A police officer familiar with the incident said he told paramedics at least twice that Smith was still breathing.

"They kept telling everybody, 'No, she's not. ... She'll die in a few minutes,"' said the officer, who requested anonymity because he is not authorized to speak about the case.

If there's any question about whether a patient meets the required criteria for resuscitation, paramedics are required to call their medical director for an opinion. Gordon, who is the medical director for the city's Fire Department, declined to say whether he was called in Smith's accident.

But typically, he offers such opinions on a daily basis, he said.

It is very rare for someone to be classified as an "obvious DOA" and then return to life, he said, but it has happened. Over the past 20 years, San Antonio has recorded two other such incidents, Hood said Tuesday.

The four paramedics involved in Sunday's incident have been with the department for several years, with the least experienced having worked as a medic for nearly six years.

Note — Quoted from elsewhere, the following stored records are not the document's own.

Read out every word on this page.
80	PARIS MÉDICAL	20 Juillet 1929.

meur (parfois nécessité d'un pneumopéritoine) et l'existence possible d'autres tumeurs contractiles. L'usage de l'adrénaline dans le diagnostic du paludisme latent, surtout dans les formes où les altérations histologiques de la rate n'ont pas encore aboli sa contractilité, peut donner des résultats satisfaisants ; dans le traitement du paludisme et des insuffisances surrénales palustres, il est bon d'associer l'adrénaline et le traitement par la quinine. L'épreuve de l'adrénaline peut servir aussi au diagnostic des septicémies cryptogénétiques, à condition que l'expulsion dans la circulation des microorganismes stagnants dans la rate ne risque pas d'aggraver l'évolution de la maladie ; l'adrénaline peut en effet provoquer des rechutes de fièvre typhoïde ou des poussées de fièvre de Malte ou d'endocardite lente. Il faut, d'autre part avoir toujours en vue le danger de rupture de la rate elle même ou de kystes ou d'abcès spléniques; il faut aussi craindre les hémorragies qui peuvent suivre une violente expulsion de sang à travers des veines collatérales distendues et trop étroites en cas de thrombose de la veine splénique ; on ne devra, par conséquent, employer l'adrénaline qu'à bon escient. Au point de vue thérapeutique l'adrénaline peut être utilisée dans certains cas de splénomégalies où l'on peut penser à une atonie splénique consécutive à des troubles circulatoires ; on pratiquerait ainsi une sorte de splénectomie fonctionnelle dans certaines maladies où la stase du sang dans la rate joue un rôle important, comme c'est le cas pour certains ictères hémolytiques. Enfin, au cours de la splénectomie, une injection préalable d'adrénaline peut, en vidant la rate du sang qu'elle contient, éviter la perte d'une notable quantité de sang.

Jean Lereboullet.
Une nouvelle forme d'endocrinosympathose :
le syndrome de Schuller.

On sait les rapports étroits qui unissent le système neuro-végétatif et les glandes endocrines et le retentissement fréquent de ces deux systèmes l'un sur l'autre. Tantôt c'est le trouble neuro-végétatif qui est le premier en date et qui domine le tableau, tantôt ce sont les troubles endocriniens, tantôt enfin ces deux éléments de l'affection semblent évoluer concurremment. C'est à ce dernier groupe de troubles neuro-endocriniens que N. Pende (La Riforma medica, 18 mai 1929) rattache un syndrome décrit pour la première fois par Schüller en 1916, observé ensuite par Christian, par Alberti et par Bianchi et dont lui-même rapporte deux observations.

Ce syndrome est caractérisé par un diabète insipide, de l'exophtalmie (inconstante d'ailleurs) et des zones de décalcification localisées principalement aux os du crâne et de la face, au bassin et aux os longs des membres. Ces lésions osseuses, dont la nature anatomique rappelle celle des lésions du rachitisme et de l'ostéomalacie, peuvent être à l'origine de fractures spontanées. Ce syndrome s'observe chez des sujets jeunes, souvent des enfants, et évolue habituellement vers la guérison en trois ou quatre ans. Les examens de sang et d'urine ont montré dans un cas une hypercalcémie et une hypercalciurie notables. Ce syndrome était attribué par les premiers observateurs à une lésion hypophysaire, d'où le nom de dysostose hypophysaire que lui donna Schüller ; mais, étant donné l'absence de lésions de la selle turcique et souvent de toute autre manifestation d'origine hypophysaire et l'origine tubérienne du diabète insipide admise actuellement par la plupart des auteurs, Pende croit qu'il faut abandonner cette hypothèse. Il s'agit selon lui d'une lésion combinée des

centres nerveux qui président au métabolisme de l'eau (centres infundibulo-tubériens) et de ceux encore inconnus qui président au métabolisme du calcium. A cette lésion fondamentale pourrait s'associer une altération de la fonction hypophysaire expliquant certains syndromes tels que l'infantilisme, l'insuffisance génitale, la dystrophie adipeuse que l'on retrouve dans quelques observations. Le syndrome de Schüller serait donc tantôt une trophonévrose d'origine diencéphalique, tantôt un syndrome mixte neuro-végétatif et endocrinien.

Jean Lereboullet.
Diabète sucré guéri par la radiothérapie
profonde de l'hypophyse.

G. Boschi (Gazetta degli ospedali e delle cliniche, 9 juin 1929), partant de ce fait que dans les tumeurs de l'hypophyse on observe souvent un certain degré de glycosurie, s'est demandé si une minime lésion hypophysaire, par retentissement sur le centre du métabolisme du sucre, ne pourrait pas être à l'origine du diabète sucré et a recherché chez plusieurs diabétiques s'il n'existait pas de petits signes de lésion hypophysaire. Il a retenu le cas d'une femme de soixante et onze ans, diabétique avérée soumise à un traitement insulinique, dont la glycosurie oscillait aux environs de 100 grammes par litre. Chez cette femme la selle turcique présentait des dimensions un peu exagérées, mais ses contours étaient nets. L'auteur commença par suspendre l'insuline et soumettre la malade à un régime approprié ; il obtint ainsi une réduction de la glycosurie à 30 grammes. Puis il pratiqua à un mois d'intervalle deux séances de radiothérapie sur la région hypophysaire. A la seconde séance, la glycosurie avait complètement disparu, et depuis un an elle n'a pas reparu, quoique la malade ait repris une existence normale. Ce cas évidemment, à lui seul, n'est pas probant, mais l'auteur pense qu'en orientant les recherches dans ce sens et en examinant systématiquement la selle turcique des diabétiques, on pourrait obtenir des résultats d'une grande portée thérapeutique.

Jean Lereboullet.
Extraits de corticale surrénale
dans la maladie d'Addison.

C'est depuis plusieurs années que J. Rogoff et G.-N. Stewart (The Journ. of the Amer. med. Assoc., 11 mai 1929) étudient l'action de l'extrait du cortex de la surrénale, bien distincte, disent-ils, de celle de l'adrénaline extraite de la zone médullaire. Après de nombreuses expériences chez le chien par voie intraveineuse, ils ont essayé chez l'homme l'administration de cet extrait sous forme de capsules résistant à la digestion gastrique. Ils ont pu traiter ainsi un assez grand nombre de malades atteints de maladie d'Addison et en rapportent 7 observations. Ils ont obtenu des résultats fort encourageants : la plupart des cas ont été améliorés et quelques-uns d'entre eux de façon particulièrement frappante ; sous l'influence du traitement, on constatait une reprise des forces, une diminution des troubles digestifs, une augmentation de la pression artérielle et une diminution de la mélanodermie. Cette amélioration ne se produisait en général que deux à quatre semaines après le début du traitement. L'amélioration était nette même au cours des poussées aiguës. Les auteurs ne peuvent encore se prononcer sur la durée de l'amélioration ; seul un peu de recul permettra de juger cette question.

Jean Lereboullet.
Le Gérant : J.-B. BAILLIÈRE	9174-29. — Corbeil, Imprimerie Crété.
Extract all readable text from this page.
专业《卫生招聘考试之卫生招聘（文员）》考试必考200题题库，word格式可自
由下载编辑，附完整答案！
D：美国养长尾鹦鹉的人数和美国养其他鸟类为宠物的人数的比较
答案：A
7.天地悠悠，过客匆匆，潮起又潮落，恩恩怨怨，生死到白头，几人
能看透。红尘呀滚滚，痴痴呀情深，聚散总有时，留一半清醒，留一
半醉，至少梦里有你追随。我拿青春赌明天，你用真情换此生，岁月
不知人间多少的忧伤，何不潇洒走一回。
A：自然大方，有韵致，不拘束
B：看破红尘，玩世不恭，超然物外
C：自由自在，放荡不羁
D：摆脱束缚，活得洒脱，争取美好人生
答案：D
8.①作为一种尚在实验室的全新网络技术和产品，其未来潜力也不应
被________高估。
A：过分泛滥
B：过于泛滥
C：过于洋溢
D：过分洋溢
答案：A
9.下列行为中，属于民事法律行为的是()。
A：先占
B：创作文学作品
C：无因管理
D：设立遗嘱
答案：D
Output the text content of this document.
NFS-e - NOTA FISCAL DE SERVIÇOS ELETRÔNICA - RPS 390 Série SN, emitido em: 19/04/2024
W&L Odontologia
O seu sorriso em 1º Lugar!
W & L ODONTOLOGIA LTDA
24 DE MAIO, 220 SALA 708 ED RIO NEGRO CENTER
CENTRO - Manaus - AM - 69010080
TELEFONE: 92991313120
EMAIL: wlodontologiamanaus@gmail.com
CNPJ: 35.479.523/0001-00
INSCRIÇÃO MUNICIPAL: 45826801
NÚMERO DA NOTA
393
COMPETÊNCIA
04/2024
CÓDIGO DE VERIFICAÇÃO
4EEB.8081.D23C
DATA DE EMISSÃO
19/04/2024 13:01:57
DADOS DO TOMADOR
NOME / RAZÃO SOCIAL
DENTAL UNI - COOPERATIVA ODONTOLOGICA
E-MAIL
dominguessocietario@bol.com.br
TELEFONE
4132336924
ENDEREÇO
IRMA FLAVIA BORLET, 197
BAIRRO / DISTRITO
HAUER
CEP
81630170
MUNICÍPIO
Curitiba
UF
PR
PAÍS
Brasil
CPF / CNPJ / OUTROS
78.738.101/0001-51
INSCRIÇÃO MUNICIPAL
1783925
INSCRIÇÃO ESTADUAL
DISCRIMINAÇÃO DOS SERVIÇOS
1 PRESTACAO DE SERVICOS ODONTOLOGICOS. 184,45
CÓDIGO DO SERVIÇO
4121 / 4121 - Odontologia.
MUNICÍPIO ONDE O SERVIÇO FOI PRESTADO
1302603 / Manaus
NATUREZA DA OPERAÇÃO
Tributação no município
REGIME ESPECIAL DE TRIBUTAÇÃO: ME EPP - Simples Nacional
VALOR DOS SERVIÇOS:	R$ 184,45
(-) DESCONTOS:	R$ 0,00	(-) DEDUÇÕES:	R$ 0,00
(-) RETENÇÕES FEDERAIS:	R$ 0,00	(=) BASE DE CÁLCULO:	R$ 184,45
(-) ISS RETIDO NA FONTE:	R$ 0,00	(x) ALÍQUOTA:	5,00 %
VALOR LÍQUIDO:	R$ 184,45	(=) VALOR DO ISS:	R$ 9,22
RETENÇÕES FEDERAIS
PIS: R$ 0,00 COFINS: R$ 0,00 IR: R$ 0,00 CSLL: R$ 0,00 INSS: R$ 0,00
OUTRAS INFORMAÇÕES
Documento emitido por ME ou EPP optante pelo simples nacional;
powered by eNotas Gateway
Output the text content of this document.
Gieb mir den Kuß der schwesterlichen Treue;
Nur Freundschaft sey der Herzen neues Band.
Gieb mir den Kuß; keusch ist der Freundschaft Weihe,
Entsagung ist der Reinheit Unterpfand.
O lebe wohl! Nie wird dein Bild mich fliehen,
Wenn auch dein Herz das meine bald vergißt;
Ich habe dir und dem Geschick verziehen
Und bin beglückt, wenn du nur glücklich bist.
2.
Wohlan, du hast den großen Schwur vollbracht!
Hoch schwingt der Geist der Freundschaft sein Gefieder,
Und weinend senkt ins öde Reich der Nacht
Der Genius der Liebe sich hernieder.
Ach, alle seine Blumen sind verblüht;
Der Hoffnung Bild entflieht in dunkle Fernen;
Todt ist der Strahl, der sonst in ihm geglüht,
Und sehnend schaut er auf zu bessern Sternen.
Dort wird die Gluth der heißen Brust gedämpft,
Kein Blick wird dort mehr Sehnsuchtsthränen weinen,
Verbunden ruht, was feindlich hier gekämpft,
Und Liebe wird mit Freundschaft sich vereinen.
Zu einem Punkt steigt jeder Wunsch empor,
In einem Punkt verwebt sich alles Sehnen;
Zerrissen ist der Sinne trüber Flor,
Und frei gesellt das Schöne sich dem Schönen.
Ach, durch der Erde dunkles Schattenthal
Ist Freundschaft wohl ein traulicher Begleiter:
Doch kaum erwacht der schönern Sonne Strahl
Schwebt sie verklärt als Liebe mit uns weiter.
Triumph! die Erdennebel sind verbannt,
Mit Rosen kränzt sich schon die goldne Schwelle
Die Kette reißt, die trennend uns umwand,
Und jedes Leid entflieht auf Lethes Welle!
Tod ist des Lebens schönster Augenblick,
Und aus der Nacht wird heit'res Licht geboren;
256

Officials declined to release their names on Tuesday, but said the other three have served in their roles for six years, seven years and 12 years. None was disciplined for the incident and each is expected to return to work this week, Hood said.

Still, the incident remains under investigation, he said, and will force the department to review its policies.

"We need to figure out what to do to avoid this," he said. "Customers in San Antonio need to have faith in their department."

Smith was one of three people inside the Accord when a Pontiac G5 veered into an oncoming lane on Loop 410, striking the Accordshortly before 4 a.m. The driver of the Pontiac, Jenny Ann Ybarra, 28, was taken to a hospital after complaining of back pain. She has been charged with intoxication manslaughter and her bond set at $50,000. A jail official said she had posted bail, but was awaiting an ankle monitor so that she could be released.

Smith's friends — Sabrina Shaner, 22, the Accord's driver, and back seat passenger Amber Wilson, 22 — suffered serious but non-life-threatening injuries.